The sister of a woman recently diagnosed with amyotrophic lateral sclerosis (ALS) came to the neurology clinic while I was on rotation there and asked the physician if there was anything else besides riluzole that her sister could use for treatment. Essentially, the doctor responded that there were no other treatments. This sister was inquisitive, though, and pressed further–“I had heard acupuncture might be useful. What do you think?” It couldn’t hurt, the physician replied. She then asked, “Where should we go?”
Referral to complementary and alternative medicine practitioners can be challenging for physicians on many levels.
First and foremost, there is the issue of safety. “If I refer patients to a homeopath, will my patient be safe?” “Will there be an interaction with their medications?” “Is this ‘alternative’ practitioner a quack?” “How do I trust them?” are all questions that may run through a clinician’s head before making a referral. The validity of these questions should not be underestimated, even by those physicians that have a bent towards complementary and integrative therapies. Primum non nocere.
Next comes the question of efficacy. “Will this treatment work?” “Should I send my patient to someone if the therapy is ‘merely a placebo’?” And closely tied in with efficacy is the issue of cost. Many of these healing practices are expensive, with only minimal insurance coverage, if any. “How will my patient afford this acupuncture treatment?” “Is the benefit of the therapy worth the cost of the treatment?”
While these are all issues that can be discussed at great length, I would like to take a few moments to propose one avenue that is not written about much in the literature: how to select a complementary and integrative medicine practitioner. From my experience organizing an integrative therapy health fair for five years in medical school and conducting some of my own research, I think there are two key components: credentials and visiting practitioners.
Part 1: Credentials
Some interesting research has discussed this very point. Most recently, in a 2011 article in Pediatrics, Gilmour et al. wrote that, at a minimum, CAM practitioners should have: “proof of licensure or membership in a regulated health profession (when applicable); satisfactory completion of required courses, examinations, and continuing education; satisfactory history in relation to disciplinary action and malpractice liability; and, for nonemployees, appropriate malpractice insurance.” On a more detailed level, Dr. David Eisenberg, former director of the Osher Clinical Research Center at Harvard, wrote a landmark article in the Annals of Internal Medicine in 2002 entitled “Credentialing Complementary and Alternative Medicine Providers.” While outlining the legal credentials necessary for acupuncturists, naturopaths, chiropractors, homeopathic physicians and massage therapists, the article suggests more detailed credentials than simply completing an examination for licensure. Eisenberg suggests looking into other aspects of CAM providers’ practices: years of experience, practice demographic, scope of practice, liability insurance, medical record keeping and clinic location/office environment.
While these more objective criteria are necessary, my experience in the realm of complementary and integrative therapies points to a need for greater communication between conventional medical providers and practitioners of non-conventional healing arts. Enter part two.

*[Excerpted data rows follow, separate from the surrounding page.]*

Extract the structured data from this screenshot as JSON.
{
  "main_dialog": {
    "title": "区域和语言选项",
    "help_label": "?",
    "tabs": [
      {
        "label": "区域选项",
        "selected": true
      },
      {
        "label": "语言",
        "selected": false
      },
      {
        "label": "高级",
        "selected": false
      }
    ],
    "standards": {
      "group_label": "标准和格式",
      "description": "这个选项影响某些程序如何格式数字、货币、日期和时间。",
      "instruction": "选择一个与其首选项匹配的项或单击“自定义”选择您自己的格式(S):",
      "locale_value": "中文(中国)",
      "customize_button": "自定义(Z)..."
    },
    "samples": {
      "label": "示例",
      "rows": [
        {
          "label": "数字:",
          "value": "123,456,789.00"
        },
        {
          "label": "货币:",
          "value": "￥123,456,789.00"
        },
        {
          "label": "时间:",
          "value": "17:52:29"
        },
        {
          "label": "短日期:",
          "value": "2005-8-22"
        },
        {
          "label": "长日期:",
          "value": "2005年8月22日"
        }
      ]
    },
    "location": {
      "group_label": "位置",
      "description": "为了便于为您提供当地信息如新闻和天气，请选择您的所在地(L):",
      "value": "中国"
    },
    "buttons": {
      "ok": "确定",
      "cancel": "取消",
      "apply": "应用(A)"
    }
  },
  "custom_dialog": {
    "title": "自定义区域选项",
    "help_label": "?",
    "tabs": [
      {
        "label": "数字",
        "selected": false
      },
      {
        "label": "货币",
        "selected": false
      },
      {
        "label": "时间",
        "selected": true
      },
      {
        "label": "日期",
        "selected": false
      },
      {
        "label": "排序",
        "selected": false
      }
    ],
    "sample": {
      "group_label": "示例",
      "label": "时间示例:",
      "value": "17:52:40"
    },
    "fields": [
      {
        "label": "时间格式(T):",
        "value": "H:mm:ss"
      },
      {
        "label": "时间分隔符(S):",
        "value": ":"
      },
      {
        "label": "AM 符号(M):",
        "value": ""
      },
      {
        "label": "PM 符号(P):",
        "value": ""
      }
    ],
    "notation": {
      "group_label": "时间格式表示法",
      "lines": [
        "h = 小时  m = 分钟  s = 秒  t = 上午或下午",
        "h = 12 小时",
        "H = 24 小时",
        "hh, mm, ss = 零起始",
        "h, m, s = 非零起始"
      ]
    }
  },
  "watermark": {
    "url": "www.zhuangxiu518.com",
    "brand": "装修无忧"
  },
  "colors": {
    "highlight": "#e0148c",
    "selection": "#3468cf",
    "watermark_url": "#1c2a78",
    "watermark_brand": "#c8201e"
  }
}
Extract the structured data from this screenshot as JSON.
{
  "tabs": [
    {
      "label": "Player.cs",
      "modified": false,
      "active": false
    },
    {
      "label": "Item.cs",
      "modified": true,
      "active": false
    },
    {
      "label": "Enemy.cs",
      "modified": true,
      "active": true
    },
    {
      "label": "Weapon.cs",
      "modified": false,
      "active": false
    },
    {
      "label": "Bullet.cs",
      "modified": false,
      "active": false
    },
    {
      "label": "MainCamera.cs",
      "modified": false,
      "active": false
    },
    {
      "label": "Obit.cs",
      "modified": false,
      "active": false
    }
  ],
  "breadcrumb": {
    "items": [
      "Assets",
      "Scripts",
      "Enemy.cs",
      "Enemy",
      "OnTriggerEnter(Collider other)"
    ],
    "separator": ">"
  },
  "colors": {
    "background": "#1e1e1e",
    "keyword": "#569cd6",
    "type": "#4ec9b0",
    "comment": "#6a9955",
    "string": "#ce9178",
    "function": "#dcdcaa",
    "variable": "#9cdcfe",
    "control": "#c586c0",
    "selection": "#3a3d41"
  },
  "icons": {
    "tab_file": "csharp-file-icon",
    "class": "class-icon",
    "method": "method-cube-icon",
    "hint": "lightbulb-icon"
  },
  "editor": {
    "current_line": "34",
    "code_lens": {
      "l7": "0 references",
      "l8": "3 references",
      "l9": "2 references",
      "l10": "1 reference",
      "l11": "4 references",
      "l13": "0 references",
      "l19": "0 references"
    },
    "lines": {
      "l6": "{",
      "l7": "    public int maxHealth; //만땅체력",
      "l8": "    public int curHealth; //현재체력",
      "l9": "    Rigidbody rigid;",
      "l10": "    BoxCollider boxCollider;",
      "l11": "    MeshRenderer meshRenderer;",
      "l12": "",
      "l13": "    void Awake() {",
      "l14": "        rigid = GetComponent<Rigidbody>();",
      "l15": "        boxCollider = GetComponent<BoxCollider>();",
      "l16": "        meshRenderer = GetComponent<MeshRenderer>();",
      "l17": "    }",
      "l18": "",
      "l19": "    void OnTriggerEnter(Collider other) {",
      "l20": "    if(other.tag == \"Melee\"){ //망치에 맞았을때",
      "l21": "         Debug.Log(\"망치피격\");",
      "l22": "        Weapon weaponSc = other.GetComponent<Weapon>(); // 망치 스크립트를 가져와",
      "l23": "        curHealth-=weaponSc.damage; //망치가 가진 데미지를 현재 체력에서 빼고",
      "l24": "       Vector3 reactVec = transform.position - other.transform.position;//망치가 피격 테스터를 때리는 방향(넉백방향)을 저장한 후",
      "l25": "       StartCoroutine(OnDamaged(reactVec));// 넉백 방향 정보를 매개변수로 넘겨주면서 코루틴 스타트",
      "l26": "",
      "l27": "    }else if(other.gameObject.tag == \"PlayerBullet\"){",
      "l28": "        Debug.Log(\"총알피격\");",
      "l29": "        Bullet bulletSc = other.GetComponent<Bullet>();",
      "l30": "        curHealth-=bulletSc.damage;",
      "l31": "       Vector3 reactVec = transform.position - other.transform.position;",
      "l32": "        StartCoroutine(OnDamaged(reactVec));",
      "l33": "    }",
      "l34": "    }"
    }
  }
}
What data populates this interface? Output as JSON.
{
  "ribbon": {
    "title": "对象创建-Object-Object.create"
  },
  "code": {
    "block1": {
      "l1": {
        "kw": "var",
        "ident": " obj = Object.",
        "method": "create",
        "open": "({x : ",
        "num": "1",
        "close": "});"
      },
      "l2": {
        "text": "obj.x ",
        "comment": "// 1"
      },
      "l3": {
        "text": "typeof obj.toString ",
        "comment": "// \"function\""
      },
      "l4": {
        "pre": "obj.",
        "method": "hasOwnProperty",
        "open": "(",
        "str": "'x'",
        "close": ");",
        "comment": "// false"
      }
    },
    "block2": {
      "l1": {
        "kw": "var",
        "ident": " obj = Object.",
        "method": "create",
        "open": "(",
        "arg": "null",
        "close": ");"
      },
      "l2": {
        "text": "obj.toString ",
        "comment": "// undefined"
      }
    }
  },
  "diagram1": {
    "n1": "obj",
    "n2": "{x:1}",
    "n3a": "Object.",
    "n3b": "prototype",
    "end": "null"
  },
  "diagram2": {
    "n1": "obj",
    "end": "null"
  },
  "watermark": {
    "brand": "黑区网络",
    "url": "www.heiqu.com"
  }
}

Part 2: Visiting a Practitioner
Throughout four years of medical school, I have asked many a physician whether or not they communicate with the “alternative” medicine practitioners that their patients see. Maybe two out of the fifty or so doctors I have asked replied in the affirmative. So if physicians aren’t even making a phone call, why am I taking the leap to say they should visit these practitioners? The pluses are many and the minuses are few.
The benefits can stretch from the personal level to the community level. First of all, on a personal level, the conventional medicine physician will get a first-hand experience of what a CAM practitioner’s practice is like: where the clinic is located, what the clinic environment is like, how the provider interacts with his or her patients, what the treatment itself feels like, as well as an overall “sense” or “intuition” about the provider and the particular therapy. In addition, the visiting physician may benefit from some self-care by receiving a treatment for his or her own personal health.
On another level, the benefits of visiting a CAM provider include being able to provide feedback of the experience to their own patients. If the clinic visit went well and the physician recognized there was a therapeutic benefit, he or she will feel more confident about referring patients to that provider and will more clearly be able to explain that particular modality to his or her patients.
Lastly, such a visit would benefit the physician on a community level. By experiencing a clinic, the doctor will begin to realize that there may be other options for future patients or patients of other clinicians. By creating avenues for communication, the physician transforms the work of healing patients from an “us versus them” mentality between conventional and non-conventional medicine into a partnership where all providers seek the best possible care for the patient.
Drawbacks? Time, perhaps. Not really, though. A visit may only take an hour of someone’s time. Is one visit really enough? That depends on what you are seeking. A complete understanding of a 3,000-year-old medical system like Chinese medicine? No, one visit is clearly not enough. But to get a glimpse of a therapy, to open communication with a practitioner, to have an intuition? Yes, these may be achieved.